A self-adapting first-principles exploration on the dissociation mechanism in sodiated aldohexose pyranoses assisted with neural network potentials

Phys Chem Chem Phys. 2023 Jan 27;25(4):3332-3342. doi: 10.1039/d2cp04421h.

Abstract

Understanding the mechanism of collision-induced dissociation (CID) in mono-saccharides with density functional theory (DFT) is challenging because of many possible reaction paths that originate from their high structural diversity. To search for the transition state (TS) from the huge number of conformers, we propose a three-step search scheme with the assistance of neural network potential (NNP). The search starts from a cross-checking of sugars, to a global search of all possible channels, and in the end, an exhaustive exploration around the low-lying channels. The cross-checking step quickly adapts the NNP from the studied molecules to the target ones.

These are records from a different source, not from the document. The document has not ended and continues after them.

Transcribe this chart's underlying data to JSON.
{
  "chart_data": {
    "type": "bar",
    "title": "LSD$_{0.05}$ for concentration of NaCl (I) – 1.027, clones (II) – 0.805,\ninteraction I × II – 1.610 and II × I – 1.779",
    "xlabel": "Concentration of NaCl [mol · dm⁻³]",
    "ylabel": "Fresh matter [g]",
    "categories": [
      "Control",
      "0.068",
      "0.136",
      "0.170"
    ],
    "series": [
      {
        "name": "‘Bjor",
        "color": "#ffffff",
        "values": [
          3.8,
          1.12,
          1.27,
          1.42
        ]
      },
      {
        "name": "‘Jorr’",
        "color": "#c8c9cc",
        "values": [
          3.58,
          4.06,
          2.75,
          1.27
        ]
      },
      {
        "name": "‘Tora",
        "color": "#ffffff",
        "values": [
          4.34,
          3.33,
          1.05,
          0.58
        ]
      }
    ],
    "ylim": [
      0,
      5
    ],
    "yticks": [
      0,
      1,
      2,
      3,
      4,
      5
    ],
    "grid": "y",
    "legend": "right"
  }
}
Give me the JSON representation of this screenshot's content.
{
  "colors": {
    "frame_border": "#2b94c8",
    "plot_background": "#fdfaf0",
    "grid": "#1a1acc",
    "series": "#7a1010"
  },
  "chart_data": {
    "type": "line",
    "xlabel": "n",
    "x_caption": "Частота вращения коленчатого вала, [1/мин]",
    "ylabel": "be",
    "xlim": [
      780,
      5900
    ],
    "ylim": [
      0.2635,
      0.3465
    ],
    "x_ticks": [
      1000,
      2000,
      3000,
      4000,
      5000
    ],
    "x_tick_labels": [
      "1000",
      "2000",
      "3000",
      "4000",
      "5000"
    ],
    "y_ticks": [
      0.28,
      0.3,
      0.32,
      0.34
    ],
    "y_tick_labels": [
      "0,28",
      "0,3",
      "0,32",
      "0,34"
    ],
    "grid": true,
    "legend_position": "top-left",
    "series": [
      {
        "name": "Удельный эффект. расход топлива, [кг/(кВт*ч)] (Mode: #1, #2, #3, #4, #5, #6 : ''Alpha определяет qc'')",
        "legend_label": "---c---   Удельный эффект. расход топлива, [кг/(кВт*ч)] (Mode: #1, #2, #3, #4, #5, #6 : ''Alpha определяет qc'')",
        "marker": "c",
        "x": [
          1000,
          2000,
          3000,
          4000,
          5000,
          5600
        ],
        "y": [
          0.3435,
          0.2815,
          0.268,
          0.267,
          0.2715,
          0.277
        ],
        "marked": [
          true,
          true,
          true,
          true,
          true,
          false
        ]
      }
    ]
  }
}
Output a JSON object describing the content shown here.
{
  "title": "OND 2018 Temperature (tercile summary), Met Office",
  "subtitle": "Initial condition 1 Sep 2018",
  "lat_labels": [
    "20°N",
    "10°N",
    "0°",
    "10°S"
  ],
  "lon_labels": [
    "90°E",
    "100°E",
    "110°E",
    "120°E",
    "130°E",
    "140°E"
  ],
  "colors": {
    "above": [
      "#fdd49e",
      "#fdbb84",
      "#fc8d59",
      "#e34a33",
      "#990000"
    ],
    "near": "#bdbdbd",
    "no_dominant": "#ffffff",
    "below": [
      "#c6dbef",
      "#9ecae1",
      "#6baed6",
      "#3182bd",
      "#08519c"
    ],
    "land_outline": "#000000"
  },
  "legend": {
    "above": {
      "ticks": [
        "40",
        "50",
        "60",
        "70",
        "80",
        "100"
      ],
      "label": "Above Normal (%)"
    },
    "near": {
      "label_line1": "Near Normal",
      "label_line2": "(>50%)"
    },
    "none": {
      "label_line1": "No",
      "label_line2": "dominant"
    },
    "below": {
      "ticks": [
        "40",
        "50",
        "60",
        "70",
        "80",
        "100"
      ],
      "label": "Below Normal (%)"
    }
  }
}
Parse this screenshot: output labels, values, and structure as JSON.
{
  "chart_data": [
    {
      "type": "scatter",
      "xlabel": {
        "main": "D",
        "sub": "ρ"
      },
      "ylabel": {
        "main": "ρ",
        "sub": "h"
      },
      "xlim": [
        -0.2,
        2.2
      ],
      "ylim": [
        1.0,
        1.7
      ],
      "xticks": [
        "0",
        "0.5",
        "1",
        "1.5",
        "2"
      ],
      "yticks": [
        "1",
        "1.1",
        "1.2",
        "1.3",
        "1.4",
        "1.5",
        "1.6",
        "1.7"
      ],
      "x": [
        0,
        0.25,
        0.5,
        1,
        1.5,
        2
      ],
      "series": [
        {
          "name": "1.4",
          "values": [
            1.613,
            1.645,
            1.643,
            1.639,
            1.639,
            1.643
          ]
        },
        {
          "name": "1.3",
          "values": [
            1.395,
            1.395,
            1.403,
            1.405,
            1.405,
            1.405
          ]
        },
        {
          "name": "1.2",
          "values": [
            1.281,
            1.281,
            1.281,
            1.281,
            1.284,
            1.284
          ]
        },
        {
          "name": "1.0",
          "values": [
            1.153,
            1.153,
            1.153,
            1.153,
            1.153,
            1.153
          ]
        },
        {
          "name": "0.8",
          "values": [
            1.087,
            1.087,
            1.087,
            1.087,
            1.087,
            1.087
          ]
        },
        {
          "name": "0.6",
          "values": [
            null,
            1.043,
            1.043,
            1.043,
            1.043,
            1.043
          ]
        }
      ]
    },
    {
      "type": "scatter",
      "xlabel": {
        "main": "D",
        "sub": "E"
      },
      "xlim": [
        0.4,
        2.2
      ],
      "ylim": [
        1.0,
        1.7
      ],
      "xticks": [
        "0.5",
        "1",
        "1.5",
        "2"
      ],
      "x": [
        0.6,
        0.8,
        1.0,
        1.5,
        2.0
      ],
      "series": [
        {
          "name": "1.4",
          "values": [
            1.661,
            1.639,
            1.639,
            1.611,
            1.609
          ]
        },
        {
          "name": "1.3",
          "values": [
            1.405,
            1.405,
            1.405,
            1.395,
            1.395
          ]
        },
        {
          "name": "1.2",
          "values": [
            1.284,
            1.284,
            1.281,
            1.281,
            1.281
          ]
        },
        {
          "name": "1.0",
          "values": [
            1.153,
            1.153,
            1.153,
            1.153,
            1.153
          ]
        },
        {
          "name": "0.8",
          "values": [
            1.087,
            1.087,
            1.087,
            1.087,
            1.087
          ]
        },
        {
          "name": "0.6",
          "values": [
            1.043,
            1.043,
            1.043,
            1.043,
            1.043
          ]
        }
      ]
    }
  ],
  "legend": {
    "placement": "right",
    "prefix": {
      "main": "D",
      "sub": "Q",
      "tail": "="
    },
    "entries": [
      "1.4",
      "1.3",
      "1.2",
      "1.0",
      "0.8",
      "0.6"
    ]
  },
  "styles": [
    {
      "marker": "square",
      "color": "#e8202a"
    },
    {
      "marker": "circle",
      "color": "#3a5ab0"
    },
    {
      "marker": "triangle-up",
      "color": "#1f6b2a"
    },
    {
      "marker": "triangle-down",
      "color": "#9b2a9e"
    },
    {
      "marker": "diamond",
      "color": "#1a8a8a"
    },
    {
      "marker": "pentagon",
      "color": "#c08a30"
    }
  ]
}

The other two steps utilize the adapted NNP to find the available pathways via random sampling of the structures. The study of the CID reactions in all eight types of aldohexose pyranoses was applied using the search scheme. The DFT calculations on AH-0 (Glc, Gal, and Man) in the previous study were utilized to construct an NNP and provide the TS structure database for searching AH-1 (All, Alt, Gul, Ido, and Tal). In total, we identified around 5200 TSs in AH-0 and AH-1, and the final NNP covers an energy range of more than 500 kJ mol-1 with a mean absolute error of energy less than 4 kJ mol-1. The search scheme is useful not only for saccharides but also for highly flexible bio-molecules.